Mittler Eva, Tse Alexandra L, Tran Pham-Tue-Hung, Florez Catalina, Janer Javier, Varnaite Renata, Kasikci Ezgi, Mv Vasantha Kumar, Loomis Michaela, Christ Wanda, Cazares Erik, Bakken Russell R, Martin Caroline K, Zeng Xiankun, Raymond Jo Lynne, Shahsavani Mansoureh, Khanal Sara, Wilkinson Eric R, Oktavia Rischa Maya, Slough Megan M, Haslwanter Denise, Han Julianna, Berrigan Jacob, Rosendal Ebba, Kielian Margaret, Manicassamy Balaji, Överby Anna K, Falk Anna, Barba-Spaeth Giovanna, Rey Felix A, Klingström Jonas, Gavathiotis Evripidis, Herbert Andrew S, Chandran Kartik, Gredmark-Russ Sara
Department of Microbiology and Immunology, Albert Einstein College of Medicine, New York, NY, USA.
Department of Medicine Huddinge, Center for Infectious Medicine, Karolinska Institutet, Stockholm, Sweden.
Nature. 2025 Oct;646(8086):945-952. doi: 10.1038/s41586-025-09500-2. Epub 2025 Sep 24.
Tick-borne encephalitis virus (TBEV) causes tick-borne encephalitis (TBE), a severe and sometimes life-threatening disease characterized by viral invasion of the central nervous system with symptoms of neuroinflammation. As with other orthoflaviviruses-enveloped, arthropod-borne RNA viruses-host factors required for TBEV entry remain poorly defined. Here we used a genome-scale CRISPR-Cas9-based screen to identify LRP8, an apolipoprotein E and reelin receptor with high expression in the brain, as a TBEV receptor. LRP8 downregulation reduced TBEV infection in human cells, and its overexpression enhanced infection. LRP8 bound directly to the TBEV E glycoprotein and mediated viral attachment and internalization into cells. An LRP8-based soluble decoy blocked infection of human cell lines and neuronal cells and protected mice from lethal TBEV challenge. LRP8's role as a TBEV receptor has implications for TBEV neuropathogenesis and the development of antiviral countermeasures.

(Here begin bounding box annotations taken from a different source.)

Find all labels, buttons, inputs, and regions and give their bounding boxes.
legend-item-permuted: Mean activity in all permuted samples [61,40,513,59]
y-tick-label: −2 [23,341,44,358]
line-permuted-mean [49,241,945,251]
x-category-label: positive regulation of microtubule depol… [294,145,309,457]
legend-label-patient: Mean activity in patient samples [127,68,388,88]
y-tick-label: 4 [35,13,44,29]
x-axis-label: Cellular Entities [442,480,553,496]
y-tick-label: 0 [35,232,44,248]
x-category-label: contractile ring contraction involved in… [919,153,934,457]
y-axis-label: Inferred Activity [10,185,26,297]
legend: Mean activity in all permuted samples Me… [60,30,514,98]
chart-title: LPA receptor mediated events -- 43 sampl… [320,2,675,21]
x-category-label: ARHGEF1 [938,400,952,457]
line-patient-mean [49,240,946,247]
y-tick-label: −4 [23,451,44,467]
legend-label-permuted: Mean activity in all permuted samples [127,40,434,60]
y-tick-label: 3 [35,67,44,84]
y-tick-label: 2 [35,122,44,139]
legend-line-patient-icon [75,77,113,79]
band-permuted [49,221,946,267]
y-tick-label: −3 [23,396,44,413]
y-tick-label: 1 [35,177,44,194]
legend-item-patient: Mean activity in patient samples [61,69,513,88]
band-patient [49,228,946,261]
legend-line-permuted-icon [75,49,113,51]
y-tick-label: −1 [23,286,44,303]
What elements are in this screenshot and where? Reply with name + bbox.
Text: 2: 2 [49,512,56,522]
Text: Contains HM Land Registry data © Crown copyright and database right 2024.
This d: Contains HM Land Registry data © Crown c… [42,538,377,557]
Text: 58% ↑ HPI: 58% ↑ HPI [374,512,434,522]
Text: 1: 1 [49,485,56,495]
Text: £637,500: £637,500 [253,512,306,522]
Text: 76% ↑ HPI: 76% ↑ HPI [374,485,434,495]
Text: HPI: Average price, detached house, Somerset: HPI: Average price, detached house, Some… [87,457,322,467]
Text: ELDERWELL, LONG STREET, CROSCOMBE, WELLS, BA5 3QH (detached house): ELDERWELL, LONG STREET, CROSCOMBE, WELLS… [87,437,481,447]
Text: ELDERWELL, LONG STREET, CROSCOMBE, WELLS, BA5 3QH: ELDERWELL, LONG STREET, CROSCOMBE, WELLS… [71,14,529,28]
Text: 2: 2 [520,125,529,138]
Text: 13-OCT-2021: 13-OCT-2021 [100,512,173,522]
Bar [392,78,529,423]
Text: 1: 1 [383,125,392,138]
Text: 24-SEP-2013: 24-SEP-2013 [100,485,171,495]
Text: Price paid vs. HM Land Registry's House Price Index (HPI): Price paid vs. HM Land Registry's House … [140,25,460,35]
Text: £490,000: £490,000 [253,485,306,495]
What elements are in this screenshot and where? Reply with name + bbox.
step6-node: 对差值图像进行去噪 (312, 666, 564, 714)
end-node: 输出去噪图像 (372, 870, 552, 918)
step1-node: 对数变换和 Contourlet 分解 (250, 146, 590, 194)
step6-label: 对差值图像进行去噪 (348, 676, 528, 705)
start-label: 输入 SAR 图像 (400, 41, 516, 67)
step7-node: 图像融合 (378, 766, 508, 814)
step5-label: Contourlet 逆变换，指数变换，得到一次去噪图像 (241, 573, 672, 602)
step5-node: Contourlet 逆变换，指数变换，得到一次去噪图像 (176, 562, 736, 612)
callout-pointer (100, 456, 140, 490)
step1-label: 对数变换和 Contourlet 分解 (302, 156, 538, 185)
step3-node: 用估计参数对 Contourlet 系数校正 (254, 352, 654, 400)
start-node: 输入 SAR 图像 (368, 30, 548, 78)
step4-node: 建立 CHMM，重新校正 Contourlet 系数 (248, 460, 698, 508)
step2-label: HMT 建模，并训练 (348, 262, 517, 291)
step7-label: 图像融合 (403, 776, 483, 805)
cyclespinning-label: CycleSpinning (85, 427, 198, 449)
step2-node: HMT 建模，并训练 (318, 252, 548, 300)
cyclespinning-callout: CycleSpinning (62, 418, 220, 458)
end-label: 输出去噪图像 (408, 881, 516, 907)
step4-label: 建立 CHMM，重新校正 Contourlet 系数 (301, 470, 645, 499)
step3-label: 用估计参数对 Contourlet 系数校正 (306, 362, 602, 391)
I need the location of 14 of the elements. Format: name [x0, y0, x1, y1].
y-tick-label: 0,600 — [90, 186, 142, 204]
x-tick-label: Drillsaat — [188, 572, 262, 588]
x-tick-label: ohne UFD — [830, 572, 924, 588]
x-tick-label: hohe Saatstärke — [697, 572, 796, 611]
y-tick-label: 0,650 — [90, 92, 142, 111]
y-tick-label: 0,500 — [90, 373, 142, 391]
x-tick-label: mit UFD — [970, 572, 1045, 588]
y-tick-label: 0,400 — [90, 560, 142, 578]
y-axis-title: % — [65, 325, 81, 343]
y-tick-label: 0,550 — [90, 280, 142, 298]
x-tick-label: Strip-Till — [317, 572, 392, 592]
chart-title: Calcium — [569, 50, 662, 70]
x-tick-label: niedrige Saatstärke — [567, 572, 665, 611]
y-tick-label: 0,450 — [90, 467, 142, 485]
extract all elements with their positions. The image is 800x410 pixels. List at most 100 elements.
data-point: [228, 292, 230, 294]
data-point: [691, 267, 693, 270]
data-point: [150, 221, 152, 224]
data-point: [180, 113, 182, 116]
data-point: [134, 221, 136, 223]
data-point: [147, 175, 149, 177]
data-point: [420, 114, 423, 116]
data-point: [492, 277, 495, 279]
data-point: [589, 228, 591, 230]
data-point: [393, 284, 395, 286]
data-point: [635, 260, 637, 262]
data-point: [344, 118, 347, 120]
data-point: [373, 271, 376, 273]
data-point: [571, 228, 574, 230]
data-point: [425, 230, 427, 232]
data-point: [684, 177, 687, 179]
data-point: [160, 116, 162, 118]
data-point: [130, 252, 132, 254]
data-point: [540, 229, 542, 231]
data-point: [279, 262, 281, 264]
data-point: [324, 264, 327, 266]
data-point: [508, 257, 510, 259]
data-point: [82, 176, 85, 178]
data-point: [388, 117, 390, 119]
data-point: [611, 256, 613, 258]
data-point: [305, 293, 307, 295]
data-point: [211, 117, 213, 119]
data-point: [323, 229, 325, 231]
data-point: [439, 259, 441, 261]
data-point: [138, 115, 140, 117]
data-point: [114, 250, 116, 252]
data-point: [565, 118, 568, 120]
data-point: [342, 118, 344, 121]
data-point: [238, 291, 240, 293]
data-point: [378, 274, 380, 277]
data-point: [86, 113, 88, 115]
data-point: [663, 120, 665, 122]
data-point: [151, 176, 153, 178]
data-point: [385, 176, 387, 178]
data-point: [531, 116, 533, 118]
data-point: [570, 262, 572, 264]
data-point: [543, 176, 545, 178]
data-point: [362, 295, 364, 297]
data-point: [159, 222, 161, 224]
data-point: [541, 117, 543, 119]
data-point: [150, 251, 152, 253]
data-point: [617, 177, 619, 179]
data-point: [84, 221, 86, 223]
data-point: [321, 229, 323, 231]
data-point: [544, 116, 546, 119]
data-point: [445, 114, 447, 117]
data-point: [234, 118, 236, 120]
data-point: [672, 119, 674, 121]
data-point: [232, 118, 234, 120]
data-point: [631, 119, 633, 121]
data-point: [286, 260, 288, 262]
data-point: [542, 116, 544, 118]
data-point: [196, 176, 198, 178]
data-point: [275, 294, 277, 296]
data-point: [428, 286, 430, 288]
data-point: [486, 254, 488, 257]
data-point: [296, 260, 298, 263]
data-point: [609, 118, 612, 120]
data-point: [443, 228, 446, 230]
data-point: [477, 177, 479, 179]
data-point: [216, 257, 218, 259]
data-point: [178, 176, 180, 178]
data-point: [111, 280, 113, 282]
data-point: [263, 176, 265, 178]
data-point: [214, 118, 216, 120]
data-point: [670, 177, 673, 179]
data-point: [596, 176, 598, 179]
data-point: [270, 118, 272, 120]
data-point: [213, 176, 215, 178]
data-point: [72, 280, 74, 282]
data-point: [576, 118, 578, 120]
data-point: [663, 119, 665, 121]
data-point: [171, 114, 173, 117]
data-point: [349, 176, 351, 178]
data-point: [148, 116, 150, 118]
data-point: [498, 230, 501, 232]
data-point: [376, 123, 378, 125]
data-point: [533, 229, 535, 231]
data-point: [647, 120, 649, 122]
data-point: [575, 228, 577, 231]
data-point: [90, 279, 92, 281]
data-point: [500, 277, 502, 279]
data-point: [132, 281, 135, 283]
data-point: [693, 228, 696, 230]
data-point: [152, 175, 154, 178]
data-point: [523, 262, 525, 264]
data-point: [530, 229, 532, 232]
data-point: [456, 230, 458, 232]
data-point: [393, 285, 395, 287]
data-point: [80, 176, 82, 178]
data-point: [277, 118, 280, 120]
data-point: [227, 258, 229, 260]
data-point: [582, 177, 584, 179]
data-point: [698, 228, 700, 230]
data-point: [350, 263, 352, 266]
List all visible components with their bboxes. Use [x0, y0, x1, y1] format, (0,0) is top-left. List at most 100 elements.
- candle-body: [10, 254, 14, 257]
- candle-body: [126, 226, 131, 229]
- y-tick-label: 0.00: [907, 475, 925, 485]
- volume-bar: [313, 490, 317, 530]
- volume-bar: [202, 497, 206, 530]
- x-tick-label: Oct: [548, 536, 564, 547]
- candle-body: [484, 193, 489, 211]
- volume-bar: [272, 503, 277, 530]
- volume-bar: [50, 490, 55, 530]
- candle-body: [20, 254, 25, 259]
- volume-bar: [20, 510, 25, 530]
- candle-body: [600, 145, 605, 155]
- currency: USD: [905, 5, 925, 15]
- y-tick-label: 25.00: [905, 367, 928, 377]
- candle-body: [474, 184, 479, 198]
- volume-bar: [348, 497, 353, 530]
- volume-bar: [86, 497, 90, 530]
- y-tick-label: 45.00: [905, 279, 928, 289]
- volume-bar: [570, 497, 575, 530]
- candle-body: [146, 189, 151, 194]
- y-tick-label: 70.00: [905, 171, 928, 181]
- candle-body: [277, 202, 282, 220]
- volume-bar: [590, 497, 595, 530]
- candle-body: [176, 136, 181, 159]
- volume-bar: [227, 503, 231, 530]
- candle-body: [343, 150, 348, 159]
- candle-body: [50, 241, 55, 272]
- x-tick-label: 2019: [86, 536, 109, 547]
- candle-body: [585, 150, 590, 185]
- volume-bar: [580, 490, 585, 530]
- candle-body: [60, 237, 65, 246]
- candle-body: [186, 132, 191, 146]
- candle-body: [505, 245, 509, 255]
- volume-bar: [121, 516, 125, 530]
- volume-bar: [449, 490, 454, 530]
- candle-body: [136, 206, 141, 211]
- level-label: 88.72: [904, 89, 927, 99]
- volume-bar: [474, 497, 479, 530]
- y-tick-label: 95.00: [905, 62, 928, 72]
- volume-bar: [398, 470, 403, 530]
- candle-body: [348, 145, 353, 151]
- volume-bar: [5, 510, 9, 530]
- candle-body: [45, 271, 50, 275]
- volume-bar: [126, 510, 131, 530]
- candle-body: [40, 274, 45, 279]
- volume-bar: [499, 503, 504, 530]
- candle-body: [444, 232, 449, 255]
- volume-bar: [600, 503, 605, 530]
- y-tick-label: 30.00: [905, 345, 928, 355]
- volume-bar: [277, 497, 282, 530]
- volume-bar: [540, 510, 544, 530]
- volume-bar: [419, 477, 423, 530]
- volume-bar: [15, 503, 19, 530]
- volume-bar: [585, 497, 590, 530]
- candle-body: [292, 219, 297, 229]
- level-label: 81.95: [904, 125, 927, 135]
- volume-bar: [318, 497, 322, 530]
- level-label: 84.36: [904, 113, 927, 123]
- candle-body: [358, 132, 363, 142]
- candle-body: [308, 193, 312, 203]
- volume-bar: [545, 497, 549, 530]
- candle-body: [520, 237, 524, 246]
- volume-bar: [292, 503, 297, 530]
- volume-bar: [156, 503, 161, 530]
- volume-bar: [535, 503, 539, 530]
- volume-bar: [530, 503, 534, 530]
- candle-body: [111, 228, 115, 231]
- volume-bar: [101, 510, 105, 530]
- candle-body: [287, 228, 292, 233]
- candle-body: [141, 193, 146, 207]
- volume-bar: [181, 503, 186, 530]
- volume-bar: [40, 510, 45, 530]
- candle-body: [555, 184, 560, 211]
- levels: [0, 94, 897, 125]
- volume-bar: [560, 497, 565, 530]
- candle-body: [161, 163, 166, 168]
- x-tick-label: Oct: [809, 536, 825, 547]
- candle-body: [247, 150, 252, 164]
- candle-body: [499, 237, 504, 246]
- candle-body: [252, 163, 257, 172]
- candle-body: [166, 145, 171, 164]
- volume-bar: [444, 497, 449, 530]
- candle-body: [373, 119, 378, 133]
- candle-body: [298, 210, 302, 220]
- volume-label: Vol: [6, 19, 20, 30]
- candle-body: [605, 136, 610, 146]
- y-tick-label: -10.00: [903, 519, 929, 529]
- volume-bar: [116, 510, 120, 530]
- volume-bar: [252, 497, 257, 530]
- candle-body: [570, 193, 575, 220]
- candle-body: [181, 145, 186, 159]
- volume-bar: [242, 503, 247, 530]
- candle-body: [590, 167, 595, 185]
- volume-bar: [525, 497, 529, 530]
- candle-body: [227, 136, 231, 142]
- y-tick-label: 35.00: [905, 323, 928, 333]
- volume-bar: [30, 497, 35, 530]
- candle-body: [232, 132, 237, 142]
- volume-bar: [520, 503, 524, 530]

蜱传脑炎病毒(TBEV)可引发蜱传脑炎(TBE),这是一种严重的、有时甚至会危及生命的疾病,其特征是病毒侵袭中枢神经系统并伴有神经炎症症状。与其他正黄病毒(包膜虫媒RNA病毒)一样,TBEV进入宿主细胞所需的宿主因子仍不清楚。在此,我们利用基于基因组规模CRISPR-Cas9的筛选方法,鉴定出低密度脂蛋白受体相关蛋白8(LRP8)——一种在大脑中高表达的载脂蛋白E和reelin受体——作为TBEV受体。LRP8表达下调可减少人细胞中的TBEV感染,而其过表达则会增强感染。LRP8直接与TBEV E糖蛋白结合,并介导病毒附着及内化进入细胞。基于LRP8的可溶性诱饵可阻断人细胞系和神经元细胞的感染,并保护小鼠免受致死性TBEV攻击。LRP8作为TBEV受体的作用对TBEV神经病理学及抗病毒对策的开发具有重要意义。